MFA Visit #2

Go to the MFA and choose a work of art that interests you because of the way it’s made.  Try to find something that uses a material in an unexpected manner.  Please write down what you think this artwork is about, and research who the artist is and what they use as an inspiration.  Additionally, explain what you think the next steps are for you to explore this material further.  How would you use this material in your own work? In what form or setting would you use this material?

Christian Boltanski’s Lumiéres (blue square – Sylvie) – incandescent light bulbs and gelatin silver print

This piece by Christian Boltanski uses light bulbs, which he painted blue, and a modified photograph he found at the flea market.  This blurred photo of a young girl is reminiscent of a Jewish person in the Holocaust era.  The materials create an ethereal, haunting blur that almost prevents the viewer from understanding the piece fully.  The image of “Sylvie” has been modified so you can barely see her face, as if it is only the memory of her.  You have an idea of what she used to look like, but you can never see all the details in your mind.  The cords further block her image, while the blue lights act as a memorial to preserve and highlight memories of the Holocaust with a “heavenly” glow.  It creates an area to reflect on the horrific events of the past.

Christian Boltanski is a self-taught sculptor, photographer, painter, and filmmaker.  He uses personal experiences or experiences of those close to him as inspiration.  He is so inspired by the World War II era because his Jewish father was in hiding at the time.  As a result, he often combines memory and photography to blur what is real and what is imagined in most of his pieces.

I found it interesting that Boltanski modified the photo from the flea market using gelatin silver print.  I am not familiar with the material, but the transformation it created with the photograph of “Sylvie” truly emphasized that the viewer is not familiar with Sylvie or her history.  Gyorgy Kepes (refer to photo below) and Kunié Sugiura also had pieces in the exhibit where they modified photos using gelatin silver print.  Both artists also exposed objects to different light sources to leave imprints (memories) and transformed results of the original objects.  Though I might not use light bulbs in my own work, I could explore different types of light and how it can affect objects to create memories of them.  I am intrigued by the sense of unpredictability and the transformation of familiar materials.

Gyorgy Kepes’ Untitled – photograph, photogram, gelatin silver print with opaque white watercolor

Bibliography

1.  Boltanski, Christian. Lumiéres (blue square – Sylvie). 2000. Mixed Media. Museum of Fine Arts, Boston, Massachusetts.

2.  Boltanski, Christian. 1981. Works by Christian Boltanski, MoMA. MoMA | The Collection. Oxford University Press, 2009. Web. 15 Sept. 2013. <http://www.moma.org/collection/artist.php?artist_id=649&gt;.

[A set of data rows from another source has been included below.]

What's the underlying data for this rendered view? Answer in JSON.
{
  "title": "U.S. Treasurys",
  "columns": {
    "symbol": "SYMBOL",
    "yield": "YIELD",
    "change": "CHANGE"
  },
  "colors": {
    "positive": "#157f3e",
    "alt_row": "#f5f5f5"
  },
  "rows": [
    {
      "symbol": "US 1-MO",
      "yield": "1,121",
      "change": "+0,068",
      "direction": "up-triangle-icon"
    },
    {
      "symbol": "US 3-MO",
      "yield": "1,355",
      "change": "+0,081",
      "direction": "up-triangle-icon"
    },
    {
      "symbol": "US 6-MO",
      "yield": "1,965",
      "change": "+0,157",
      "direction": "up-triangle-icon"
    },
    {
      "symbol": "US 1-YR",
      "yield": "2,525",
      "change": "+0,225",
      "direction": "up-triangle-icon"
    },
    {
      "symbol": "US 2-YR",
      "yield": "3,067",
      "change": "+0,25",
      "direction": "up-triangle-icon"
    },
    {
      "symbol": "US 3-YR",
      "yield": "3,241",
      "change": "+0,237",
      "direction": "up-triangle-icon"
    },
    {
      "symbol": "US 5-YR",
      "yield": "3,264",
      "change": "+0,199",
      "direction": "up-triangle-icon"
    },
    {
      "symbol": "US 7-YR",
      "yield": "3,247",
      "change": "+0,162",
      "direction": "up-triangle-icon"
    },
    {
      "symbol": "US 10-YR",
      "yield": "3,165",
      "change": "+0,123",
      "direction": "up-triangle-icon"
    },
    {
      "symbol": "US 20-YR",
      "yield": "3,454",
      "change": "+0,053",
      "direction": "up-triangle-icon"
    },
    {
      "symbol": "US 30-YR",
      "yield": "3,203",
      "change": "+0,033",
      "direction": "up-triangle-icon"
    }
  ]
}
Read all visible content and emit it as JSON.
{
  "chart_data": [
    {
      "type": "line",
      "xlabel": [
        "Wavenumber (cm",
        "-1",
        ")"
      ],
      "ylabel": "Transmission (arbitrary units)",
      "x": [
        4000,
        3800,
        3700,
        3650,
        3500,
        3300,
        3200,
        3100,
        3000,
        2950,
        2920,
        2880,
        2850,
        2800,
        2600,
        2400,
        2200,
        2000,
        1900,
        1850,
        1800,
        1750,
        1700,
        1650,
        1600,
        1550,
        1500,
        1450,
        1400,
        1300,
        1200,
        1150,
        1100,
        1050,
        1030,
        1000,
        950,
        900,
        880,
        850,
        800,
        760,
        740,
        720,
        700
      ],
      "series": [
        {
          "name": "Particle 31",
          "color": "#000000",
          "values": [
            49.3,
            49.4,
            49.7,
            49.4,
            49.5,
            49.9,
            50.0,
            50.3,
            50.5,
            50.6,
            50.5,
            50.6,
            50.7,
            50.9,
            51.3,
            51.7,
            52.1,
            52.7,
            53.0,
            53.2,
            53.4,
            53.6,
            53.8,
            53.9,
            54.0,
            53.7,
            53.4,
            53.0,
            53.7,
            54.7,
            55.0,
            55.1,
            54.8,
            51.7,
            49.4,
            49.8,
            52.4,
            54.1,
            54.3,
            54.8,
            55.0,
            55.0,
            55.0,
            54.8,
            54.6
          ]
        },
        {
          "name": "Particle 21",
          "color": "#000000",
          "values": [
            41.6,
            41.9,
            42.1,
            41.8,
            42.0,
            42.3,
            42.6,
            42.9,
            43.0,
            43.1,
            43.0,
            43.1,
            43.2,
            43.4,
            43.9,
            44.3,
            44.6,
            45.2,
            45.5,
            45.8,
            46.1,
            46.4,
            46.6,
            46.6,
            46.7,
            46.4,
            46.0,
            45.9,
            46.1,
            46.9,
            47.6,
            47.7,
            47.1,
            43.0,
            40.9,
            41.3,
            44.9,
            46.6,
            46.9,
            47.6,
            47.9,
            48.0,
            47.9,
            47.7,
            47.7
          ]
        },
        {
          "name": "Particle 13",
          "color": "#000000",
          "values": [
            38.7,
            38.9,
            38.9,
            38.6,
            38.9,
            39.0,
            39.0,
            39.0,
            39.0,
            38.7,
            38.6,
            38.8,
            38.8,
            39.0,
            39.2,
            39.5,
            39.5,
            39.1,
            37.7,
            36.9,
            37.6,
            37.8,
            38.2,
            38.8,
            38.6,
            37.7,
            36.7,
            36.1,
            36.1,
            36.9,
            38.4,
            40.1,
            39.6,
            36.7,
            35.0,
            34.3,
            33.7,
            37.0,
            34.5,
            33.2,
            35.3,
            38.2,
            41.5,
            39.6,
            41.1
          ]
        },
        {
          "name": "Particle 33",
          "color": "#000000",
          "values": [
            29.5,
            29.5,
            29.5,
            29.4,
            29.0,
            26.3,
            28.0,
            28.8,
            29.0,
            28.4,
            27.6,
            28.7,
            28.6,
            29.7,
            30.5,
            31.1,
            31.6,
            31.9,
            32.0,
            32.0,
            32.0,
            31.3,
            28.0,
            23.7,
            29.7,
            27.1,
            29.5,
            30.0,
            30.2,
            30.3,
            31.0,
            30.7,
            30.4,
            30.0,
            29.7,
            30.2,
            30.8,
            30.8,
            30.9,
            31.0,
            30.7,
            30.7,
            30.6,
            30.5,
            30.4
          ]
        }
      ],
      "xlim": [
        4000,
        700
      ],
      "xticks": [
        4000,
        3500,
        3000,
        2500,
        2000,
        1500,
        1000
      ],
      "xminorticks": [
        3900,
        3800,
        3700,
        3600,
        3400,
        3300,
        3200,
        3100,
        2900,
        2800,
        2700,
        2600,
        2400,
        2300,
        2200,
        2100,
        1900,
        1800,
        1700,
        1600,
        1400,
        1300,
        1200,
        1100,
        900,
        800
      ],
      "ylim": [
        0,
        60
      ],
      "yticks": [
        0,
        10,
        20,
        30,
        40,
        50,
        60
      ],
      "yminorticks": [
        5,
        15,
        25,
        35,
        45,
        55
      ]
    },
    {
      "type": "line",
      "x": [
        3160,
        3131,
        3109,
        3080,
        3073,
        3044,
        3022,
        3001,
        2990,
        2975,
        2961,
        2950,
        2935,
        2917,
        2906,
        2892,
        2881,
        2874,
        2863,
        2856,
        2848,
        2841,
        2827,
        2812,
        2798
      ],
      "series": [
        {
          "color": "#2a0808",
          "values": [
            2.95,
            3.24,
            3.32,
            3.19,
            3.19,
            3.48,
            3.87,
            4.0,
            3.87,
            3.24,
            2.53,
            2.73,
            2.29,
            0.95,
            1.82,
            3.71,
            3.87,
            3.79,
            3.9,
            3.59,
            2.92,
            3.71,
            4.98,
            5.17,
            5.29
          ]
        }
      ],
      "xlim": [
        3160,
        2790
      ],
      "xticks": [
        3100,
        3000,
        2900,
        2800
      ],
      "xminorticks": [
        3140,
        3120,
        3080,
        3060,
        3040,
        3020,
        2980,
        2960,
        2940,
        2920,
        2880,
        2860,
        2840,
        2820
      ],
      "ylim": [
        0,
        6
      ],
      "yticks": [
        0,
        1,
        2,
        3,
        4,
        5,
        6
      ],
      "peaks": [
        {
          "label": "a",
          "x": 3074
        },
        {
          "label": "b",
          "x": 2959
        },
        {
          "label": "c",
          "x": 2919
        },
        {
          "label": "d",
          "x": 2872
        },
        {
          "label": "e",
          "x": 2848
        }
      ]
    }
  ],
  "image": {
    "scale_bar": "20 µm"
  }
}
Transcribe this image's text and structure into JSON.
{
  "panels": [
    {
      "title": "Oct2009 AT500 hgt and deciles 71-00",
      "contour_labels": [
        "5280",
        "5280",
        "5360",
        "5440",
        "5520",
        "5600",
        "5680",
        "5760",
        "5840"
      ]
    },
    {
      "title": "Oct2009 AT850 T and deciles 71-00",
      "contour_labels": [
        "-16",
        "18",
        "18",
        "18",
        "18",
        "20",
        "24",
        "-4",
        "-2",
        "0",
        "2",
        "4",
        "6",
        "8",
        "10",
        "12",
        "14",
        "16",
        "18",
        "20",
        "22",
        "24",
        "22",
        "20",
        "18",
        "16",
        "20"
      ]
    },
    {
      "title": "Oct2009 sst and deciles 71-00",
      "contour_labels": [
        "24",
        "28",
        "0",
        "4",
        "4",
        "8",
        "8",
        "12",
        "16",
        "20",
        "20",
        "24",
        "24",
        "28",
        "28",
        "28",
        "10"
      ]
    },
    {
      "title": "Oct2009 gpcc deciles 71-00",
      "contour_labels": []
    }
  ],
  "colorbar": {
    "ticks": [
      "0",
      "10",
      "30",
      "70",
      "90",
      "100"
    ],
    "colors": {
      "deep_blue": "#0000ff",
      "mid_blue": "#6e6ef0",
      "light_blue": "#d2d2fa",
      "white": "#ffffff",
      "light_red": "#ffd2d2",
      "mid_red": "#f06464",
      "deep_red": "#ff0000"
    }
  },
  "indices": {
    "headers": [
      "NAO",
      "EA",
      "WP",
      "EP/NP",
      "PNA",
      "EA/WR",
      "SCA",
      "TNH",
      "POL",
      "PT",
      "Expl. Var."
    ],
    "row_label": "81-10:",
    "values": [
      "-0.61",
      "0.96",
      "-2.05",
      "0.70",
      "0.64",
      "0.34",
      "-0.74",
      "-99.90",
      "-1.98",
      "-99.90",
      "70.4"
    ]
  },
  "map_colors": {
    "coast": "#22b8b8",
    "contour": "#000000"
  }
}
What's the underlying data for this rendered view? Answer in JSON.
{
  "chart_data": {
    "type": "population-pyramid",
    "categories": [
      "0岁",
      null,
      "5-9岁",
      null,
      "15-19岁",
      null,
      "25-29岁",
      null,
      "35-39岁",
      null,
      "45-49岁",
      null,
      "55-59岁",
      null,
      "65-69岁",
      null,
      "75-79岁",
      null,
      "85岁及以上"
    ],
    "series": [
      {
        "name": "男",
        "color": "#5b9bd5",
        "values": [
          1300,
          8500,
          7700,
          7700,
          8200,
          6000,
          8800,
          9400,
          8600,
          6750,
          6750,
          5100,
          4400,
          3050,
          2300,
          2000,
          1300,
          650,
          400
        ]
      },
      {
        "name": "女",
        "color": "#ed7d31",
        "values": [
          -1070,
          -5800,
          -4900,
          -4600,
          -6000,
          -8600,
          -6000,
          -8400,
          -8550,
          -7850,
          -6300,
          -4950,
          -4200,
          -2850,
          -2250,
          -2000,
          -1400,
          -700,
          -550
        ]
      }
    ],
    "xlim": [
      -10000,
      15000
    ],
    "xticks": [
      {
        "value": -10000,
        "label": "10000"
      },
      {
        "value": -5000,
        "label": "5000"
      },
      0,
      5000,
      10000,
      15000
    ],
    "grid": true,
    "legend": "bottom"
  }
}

Additional Interests from Site Visit:

  • Kay Sekimachi’s Amiyose V – woven nylon monofilament, plastic tubing
  • Lynda Benglis’ Wing – cast aluminum
  • Peter Sacks’ Necessity 8 – mixed media on canvas
  • Liliana Porter’s Untitled with Fallen Chairs – acrylic and found objects on canvas
  • Ann Hamilton’s Untitled – linen, white horsehair, and thread in maple and glass case
  • Gugger Petter’s Bolsjer #1 – woven newspaper and hemp
  • Lillian Elliott’s Kurdish Amulet – stitched bark, plaited splints, cotton plain weave, acrylic pigment
  • Gyorgy Kepes’ Untitled – photograph, photogram, gelatin silver print with opaque white watercolor
  • Kunié Sugiura’s Genealogical Flora Fused – photograph, photogram, gelatin silver print, toned

MFA Visit #1

Go to the MFA and find something that’s interesting to you.  Become aware of the how the “artwork” (doesn’t have to be what’s on display, it could be a mural, etc.) affects the MFA environment.  What about the MFA inspires me?

Nishida Jun’s Zetsu #8 instantly sparked my curiosity.  There are three objects that sit individually in glass cases in a room painted all black.  Light only shines on the objects, which appear to be completely white.  The stark contrast between the black room and white objects highlight this exhibit more drastically than other objects in the museum. Upon closer observation, I could see blue, green, yellow, and other colors lightly appearing in the white.  Each object looks heavy and strong because of its rock-like appearance, but the many layers also make it look like it could crumble easily.  They are reminiscent of glaciers or pieces of a landscape, similar to Maya Lin’s Systematic Landscapes.  These three pieces of the landscape were originally one larger piece, which the artist purposefully broke into multiple.  This action revealed the many layers that represent each step in the process of making the sculpture.  I found the environment inspiring because it allowed the artwork to take the main stage.  The dark room provided a calm presence that allows you to contemplate the work and appreciate it’s beauty.  The sculpture’s reflection in the glass gives the appearance of the object in the context of a landscape, recreating the whole piece it once was.